Clarification on messages with invalid Content-Length and valid Transfer-Encoding

When a gateway server receives a message with an invalid Content-Length field value and a valid Transfer-Encoding field value, what should it do?

My interpretation of the standard is that such messages must not be forwarded. From RFC 9110, section 8.6:

Likewise, a sender MUST NOT forward a message with a Content-Length header field value that does not match the ABNF above, with one exception: a recipient of a Content-Length header field value consisting of the same decimal value repeated as a comma-separated list (e.g, "Content-Length: 42, 42") MAY either reject the message as invalid or replace that invalid field value with a single instance of the decimal value, since this likely indicates that a duplicate was generated or combined by an upstream message processor.

However, others have argued that the standard also allows intermediaries to forward such messages, so long as the invalid Content-Length header is removed. See this Squid issue thread, this Go net/http issue thread, and this H2O issue thread to see those arguments. These arguments usually appeal to RFC 9112, section 6.3:

If a message is received with both a Transfer-Encoding and a Content-Length header field, the Transfer-Encoding overrides the Content-Length. Such a message might indicate an attempt to perform request smuggling (Section 11.2) or response splitting (Section 11.1) and ought to be handled as an error. An intermediary that chooses to forward the message MUST first remove the received Content-Length field and process the Transfer-Encoding (as described below) prior to forwarding the message downstream.

EDIT: This question has been answered clearly and effectively by @mnot. If you are going to respond to this thread, please do not respond to the content of this message alone.

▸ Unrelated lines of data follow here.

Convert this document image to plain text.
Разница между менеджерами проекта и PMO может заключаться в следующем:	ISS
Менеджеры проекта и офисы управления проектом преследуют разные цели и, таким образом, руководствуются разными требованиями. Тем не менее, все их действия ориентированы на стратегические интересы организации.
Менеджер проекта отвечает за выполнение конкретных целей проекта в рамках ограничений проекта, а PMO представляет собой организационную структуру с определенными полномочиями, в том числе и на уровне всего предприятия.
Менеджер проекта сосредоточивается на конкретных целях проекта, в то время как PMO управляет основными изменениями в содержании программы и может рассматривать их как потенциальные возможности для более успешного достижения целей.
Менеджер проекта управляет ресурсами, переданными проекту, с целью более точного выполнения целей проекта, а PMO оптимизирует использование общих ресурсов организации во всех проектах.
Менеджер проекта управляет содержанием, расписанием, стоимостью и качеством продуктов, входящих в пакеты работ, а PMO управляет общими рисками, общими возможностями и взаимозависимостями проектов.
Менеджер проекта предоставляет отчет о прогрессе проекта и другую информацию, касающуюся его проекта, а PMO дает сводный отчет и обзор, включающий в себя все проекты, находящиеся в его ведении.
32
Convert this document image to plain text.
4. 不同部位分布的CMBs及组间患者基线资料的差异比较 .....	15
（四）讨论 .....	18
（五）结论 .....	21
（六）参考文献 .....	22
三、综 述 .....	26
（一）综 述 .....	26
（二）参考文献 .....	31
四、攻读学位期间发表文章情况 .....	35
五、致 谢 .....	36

See RFC 9112, Section 6.3:

If a message is received with both a Transfer-Encoding and a Content-Length header field, the Transfer-Encoding overrides the Content-Length. Such a message might indicate an attempt to perform request smuggling (Section 11.2) or response splitting (Section 11.1) and ought to be handled as an error. An intermediary that chooses to forward the message MUST first remove the received Content-Length field and process the Transfer-Encoding (as described below) prior to forwarding the message downstream.

I can see how the requirement in 9110 can be read otherwise, but the most literal reading (it can't forward the message with the incorrect c-l, but it can forward it if it strips it) is the correct one (as supported by the text above).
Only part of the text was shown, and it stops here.